How about req_url_query? That looks right

  httr2::request(api_url) |>
    httr2::req_url_query(!!!api_query) |>
    httr2::req_dry_run()
GET /waterdata/services?service=kisters&datasource=0&type=queryServices&request=getStationList&format=json&kvp=true&returnfields=station_name%2Cstation_no%2Cstation_id%2Cstation_latitude%2Cstation_longitude&station_name=River%20Murray%20at%20Lock%2A HTTP/1.1
Host: www.bom.gov.au
User-Agent: httr2/1.0.3 r-curl/5.2.2 libcurl/8.3.0
Accept: */*
Accept-Encoding: deflate, gzip
test_out <-  httr2::request(api_url) |>
    httr2::req_url_query(!!!api_query) |>
    httr2::req_perform()
jsonout <- httr2::resp_body_json(test_out)

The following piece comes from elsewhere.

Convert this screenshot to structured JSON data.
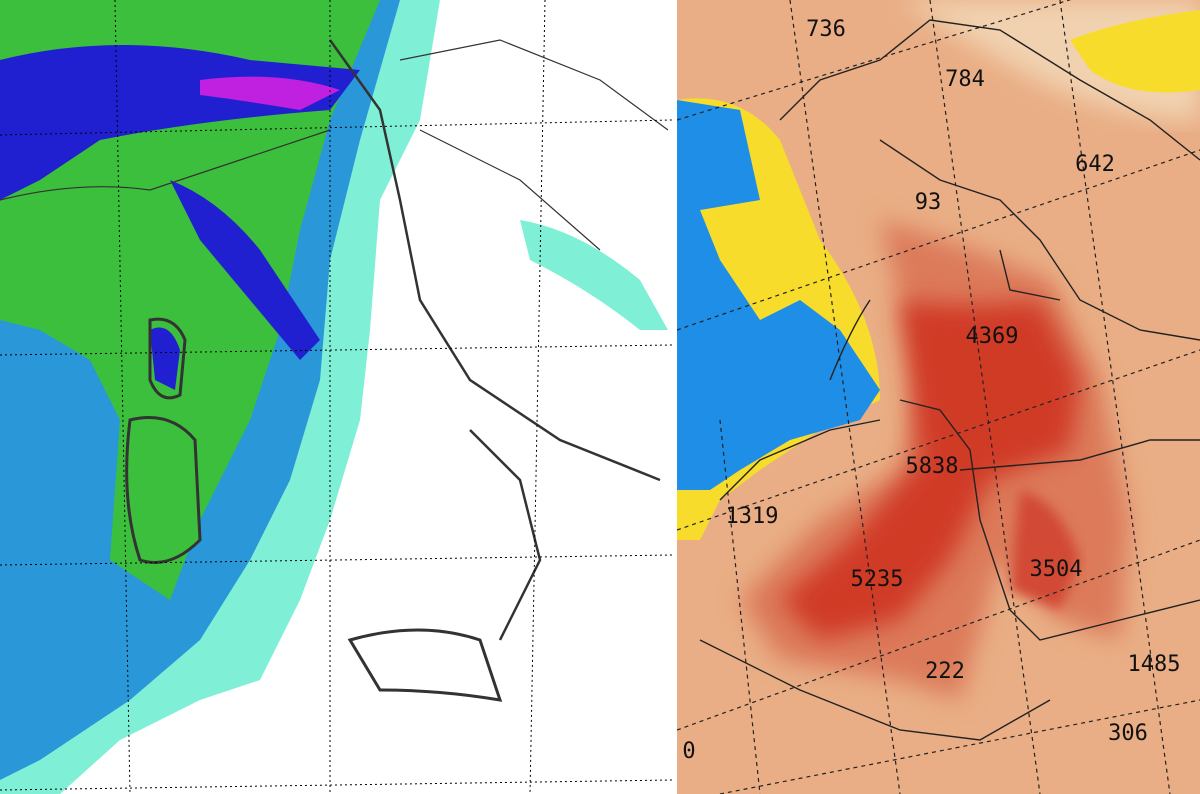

# after some flipping and checking;
tibnames <- unlist(jsonout[1])

tibout <- jsonout[-1] |> 
  tibble::tibble() |> 
  tidyr::unnest_wider(col = 1, names_sep = '_') |> 
  setNames(tibnames)

That seems to work. So, do I want to integrate this with hydrogauge? Can I use the same basic code? Not really, since the states need json bodies, and this needs a list-query. BUT, can I do some background parsing? If it works to send NULL in for the query and the body, can write the request to do both, but only actually do one or the other.

Does it work to do this?

test_out_bom <-  httr2::request(api_url) |>
    httr2::req_url_query(!!!api_query) |>
  httr2::req_body_json(NULL) |> 
    httr2::req_perform()

paramlist <- list("function" = 'get_variable_list',
                     "version" = "1",
                     "params" = list("site_list" = '233217',
                                     "datasource" = "A"))
# The query requires somethign named.
test_out_state <- httr2::request("https://data.water.vic.gov.au/cgi/webservice.exe?") |>
    httr2::req_url_query(fake = NULL) |>
  httr2::req_body_json(paramlist) |> 
    httr2::req_perform()

# it can be a list of null
nullist <- list(fake = NULL)
test_out_state <- httr2::request("https://data.water.vic.gov.au/cgi/webservice.exe?") |>
    httr2::req_url_query(!!!nullist) |>
  httr2::req_body_json(paramlist) |> 
    httr2::req_perform()

That leaves aside the question of do we want to do that. It would be nice to unify the experience, I think, if that’s all we have to change in the main getResponse function. And then I can write separate bom and state versions of the functions accessible separately or through common wrappers that standardize syntax and outputs. Potentially just get_ts_traces_2.